Work not a problem, both our work colleagues have been very supportive and understanding - we got huge bunches of flowers from both our bosses. Our house now smells like a florist - i also got a beautiful bunch from my girlfriends as well (bless 'em, they came over to cheer us up last night).
Was talking today with dh. Despite actively trying to conceive, the postive test and missing 2 AFs, part of me didn't believe I was pregnant. It was a terrible shock to the system actually having it confirmed beyond a doubt when the sonographer said there was an embryo only to be told in the next few seconds "there is no heartbeat". So I was hit with the reality of my pregnancy then told my baby had died before I had time to absorb it. I'm still haunted by those last words.
Sorry, didn't mean to turn this all maudlin. We are trying to be positive, aching to start trying again, because, dh and I are so ready to be parents. I can honestly say that this experience has really brought us closer together, not that we weren't close before.
I'm so lucky, my dh has been my hero through all this, and I know our loss has hit him just as hard as it has me, in some ways harder because he has had to watch me suffer considerable pain, and not been able to do anything about it. I don't think I could have got through this without him supporting me.

fettle · 18/01/2007 22:11

Catbabymummy - your poor, lovely DH sounds just like mine when I had my first mc. He was so upset and hated seeing me in so much pain, mentally and physically. I also know what you mean about just not feeling pg - with both my mc's I had difficulty actually feeling pg, although I had the all the normal symptoms, sickness etc. Maybe your mind just knows when the baby is not right?

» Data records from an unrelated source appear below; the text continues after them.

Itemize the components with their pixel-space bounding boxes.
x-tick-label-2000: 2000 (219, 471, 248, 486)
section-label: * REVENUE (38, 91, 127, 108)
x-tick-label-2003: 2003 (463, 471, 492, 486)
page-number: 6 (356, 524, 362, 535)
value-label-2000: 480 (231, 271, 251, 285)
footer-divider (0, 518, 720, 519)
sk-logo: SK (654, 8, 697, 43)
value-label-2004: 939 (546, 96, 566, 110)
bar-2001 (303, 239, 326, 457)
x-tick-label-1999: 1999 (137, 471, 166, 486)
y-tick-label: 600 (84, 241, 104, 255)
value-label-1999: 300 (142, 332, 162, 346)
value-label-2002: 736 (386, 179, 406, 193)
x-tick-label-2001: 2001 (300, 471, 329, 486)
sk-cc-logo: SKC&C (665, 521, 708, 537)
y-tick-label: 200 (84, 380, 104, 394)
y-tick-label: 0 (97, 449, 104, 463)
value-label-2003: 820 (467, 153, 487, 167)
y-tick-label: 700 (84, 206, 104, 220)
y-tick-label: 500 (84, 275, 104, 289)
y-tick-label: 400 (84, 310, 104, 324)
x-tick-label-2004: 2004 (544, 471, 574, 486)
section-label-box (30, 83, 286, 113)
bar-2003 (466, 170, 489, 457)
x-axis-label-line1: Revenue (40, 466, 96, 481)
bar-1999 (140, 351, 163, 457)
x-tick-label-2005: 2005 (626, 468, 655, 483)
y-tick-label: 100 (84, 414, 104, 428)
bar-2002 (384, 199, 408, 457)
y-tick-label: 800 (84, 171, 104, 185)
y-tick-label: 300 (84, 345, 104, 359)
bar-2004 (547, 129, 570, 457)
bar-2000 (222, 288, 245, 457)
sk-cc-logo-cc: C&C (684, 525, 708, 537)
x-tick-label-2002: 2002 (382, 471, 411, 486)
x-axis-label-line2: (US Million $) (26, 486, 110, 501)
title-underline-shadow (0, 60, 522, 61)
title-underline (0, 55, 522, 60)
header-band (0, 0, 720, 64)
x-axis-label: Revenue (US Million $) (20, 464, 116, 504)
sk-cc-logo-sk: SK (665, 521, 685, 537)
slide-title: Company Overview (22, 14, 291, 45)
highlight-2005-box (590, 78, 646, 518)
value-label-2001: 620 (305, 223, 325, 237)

Anyway, take care of each other - it does get easier, I promise. You'll have up days and down days, when odd things will hit you. I know a lot of the other ladies on here have memorials to their little ones they've lost. As I'm a military wife, we move regularly, so there was nothing we could really do, so all our memories are in our minds. And we hug our little DD extra tight every day!